Seu registro grave me agrada menos, e isto deve relacionar-se com o triplo recomeçar do pescoço estranho e fino, que parece terminar mas continua a subir; nela, em vez de detalhes medíocres, o que me agrada é antes a silhueta.
E, como ela é costureira e deve saber lidar com tesouras, é necessário que me dê um belo corte de si mesma em papel.
Charlie pouca atenção dera a esses elogios, tanto mais que celebravam qualidades que sempre lhe haviam escapado em sua noiva. Porém respondeu ao Sr. de Charlus:
- Está entendido, meu benzinho, eu lhe passarei um sabão para que não fale mais desse jeito. -
Se Morel dizia assim "meu benzinho" ao Sr. de Charlus, não é que ignorasse que mal teria um terço da idade do barão. Também não dizia como o teria feito Jupien, mas com aquela simplicidade que, em certas relações, postula que a supressão da diferença de idade tacitamente precedeu a ternura. A ternura fingida em Morel, a ternura sincera em outros. Assim, por aquela época, o Sr. de Charlus recebeu uma carta concebida nestes termos: "Meu caro Palamede, quando te verei? Estou muito aborrecido com tua ausência e penso muito em ti etc. Todo teu, PIERRE."
O Sr. de Charlus quebrou a cabeça para descobrir quem era, dentre os parentes, que se permitia escrever-lhe com tanta familiaridade, e que devia por conseqüência conhecê-lo bem, e do qual, apesar de tudo, não reconhecia a escrita. Todos os príncipes a quem o Almanaque de Gotha dedica umas poucas linhas desfilaram por alguns dias na cabeça do Sr. de Charlus. Por fim, bruscamente, um endereço escrito no verso do envelope o esclareceu: o autor da carta era um moço de recados de um clube de jogo aonde o Sr. de Charlus ia às vezes. Esse rapaz não se julgara impolido ao escrever naquele tom ao Sr.
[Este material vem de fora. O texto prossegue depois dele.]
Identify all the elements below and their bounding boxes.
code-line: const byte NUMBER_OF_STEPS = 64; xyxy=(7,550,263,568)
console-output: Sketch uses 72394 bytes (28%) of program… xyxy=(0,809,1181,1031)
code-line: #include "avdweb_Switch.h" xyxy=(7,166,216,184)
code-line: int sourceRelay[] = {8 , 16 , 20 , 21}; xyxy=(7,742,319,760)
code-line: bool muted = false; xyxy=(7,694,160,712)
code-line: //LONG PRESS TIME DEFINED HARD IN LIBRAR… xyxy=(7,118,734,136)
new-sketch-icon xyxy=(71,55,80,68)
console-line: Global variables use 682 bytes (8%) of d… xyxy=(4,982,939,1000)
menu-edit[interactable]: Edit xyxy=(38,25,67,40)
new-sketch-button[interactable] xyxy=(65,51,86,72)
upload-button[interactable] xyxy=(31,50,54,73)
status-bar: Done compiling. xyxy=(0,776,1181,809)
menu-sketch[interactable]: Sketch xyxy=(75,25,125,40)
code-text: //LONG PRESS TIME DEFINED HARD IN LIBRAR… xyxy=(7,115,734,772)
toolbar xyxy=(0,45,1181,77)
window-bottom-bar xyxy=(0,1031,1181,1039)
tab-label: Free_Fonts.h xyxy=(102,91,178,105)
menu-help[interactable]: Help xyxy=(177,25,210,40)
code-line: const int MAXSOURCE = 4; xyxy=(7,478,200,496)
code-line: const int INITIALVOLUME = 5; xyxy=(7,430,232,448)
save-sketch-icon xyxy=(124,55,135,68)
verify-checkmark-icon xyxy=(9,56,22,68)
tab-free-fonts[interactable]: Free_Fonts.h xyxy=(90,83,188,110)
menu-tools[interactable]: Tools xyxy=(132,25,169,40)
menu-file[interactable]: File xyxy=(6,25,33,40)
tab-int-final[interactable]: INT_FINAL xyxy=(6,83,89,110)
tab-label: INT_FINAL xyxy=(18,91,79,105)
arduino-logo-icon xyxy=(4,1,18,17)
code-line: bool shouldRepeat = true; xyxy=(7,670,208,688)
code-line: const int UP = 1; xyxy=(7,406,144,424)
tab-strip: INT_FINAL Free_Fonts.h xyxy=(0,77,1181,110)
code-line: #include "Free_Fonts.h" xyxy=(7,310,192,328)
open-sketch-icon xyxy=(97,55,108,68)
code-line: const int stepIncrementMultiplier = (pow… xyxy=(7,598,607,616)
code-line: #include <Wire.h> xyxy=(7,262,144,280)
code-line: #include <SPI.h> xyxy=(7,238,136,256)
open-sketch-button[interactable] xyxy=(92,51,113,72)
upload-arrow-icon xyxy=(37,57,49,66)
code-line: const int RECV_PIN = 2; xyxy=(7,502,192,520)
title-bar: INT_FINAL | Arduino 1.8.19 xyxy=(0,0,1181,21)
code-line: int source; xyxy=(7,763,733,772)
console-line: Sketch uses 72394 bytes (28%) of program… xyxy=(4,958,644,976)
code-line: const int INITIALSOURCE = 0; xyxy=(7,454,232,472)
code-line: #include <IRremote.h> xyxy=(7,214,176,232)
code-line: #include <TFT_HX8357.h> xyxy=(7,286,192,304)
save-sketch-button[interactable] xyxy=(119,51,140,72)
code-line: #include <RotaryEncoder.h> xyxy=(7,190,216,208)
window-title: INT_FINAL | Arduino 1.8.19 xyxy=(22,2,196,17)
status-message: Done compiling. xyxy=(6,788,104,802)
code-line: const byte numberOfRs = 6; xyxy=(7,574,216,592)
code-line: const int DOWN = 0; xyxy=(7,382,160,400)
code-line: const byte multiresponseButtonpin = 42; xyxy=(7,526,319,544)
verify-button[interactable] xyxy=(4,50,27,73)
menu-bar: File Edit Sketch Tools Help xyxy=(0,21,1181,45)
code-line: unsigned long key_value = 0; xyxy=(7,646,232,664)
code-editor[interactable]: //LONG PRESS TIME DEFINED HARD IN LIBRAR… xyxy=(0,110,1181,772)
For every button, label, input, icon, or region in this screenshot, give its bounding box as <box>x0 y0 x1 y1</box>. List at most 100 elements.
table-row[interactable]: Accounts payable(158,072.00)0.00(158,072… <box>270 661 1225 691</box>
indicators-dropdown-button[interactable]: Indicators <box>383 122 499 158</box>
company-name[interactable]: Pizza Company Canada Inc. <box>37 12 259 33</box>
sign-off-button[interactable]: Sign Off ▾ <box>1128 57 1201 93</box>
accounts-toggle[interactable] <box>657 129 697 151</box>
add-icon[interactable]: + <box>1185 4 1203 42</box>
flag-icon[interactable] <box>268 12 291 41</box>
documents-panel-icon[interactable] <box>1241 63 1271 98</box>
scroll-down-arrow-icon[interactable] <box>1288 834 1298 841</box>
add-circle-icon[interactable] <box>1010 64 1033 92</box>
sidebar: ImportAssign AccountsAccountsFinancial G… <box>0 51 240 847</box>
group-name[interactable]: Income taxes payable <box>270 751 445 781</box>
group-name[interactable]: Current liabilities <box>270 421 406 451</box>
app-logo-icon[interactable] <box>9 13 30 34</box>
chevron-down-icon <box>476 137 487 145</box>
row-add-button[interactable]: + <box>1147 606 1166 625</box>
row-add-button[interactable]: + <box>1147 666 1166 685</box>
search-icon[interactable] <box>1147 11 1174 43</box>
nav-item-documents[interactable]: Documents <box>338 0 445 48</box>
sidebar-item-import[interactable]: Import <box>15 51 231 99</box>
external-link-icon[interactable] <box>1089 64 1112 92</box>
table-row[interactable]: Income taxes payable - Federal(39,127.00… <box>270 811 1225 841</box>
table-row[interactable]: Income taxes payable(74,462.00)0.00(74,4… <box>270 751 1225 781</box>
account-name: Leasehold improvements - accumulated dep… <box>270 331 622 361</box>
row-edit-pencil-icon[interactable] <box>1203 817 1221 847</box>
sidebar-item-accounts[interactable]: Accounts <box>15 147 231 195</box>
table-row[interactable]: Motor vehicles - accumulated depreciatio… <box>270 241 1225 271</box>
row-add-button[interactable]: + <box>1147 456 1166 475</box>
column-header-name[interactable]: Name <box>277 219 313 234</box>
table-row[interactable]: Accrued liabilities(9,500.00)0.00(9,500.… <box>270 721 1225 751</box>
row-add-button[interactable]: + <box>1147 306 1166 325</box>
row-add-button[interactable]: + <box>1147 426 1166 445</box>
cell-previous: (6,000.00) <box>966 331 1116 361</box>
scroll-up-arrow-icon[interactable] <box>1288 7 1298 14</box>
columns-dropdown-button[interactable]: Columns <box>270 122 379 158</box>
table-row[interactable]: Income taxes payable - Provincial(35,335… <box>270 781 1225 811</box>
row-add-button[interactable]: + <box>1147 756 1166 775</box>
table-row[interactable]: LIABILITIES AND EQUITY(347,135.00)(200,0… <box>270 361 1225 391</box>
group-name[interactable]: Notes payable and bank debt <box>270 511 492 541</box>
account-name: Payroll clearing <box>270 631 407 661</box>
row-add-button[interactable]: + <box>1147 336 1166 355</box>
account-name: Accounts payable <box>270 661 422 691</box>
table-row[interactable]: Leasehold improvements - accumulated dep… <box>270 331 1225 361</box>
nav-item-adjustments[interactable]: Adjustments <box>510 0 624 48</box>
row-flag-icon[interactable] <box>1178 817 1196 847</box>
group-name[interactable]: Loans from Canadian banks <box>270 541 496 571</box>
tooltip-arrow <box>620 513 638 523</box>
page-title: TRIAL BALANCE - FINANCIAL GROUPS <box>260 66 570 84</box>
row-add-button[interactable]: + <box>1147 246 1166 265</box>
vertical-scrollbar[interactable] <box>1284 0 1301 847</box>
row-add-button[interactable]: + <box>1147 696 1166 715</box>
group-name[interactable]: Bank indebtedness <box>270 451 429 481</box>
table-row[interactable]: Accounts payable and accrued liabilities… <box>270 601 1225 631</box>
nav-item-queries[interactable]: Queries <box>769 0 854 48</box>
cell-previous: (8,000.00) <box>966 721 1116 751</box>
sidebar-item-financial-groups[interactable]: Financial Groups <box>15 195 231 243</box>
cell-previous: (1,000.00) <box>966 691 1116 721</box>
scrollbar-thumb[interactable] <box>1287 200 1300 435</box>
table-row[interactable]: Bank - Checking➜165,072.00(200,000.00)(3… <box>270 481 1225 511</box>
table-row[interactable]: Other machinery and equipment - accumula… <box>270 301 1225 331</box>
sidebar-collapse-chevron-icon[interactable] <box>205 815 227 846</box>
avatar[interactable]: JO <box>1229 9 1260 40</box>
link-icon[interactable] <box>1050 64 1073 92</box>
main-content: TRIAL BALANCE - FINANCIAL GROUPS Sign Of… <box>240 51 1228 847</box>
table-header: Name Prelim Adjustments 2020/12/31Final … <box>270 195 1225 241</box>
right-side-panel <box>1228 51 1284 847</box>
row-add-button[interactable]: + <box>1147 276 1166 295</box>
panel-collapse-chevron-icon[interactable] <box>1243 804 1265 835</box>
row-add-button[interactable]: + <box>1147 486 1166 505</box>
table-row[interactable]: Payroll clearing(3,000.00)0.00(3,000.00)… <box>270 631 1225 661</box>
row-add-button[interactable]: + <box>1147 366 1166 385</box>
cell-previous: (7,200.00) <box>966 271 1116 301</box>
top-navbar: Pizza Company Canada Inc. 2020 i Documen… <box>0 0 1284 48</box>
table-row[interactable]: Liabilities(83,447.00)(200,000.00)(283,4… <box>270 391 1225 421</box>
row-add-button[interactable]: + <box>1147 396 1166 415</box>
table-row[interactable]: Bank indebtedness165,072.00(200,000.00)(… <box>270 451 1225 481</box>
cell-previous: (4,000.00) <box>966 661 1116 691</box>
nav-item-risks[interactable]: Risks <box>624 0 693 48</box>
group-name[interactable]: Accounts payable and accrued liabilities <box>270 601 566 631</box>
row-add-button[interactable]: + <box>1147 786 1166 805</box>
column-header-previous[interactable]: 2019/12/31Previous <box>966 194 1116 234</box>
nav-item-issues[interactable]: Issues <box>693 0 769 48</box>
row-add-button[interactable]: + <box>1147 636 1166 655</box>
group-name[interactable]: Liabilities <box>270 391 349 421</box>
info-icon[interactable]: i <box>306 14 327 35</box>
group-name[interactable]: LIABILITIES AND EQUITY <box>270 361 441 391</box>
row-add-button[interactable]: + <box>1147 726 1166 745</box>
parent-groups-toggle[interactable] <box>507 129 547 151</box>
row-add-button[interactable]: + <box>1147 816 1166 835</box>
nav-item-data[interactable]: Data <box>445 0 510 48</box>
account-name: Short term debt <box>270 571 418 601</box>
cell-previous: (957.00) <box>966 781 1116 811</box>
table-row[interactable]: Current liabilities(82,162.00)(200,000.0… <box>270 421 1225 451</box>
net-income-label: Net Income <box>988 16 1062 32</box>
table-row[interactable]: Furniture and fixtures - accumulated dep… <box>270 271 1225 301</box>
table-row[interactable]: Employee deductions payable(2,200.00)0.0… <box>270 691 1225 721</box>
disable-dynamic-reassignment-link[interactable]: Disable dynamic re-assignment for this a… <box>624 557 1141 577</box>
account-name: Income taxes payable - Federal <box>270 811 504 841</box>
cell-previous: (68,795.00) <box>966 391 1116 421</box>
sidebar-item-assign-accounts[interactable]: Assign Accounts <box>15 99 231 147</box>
de Charlus, que, ao contrário, gozava de grande prestígio a seus olhos. Mas imaginava não ser gentil não tratar por tu a uma pessoa que o havia beijado várias vezes e que, desse modo- pensava ele em sua ingenuidade-, dera-lhe a sua afeição. No fundo, o Sr. de Charlus ficou deslumbrado com aquela familiaridade. Chegou até a acompanhar o Sr. de Vaugoubert a casa, certo dia, para poder lhe mostrar a carta. E, no entanto, Deus sabe como o Sr. de Charlus não gostava de sair com o Sr. de Vaugoubert.
Pois este, de monóculo no olho, contemplava de todos os lados os rapazes que passavam. Mais ainda: liberando-se quando estava com o Sr. de Charlus, fazia uso de uma linguagem que o barão detestava.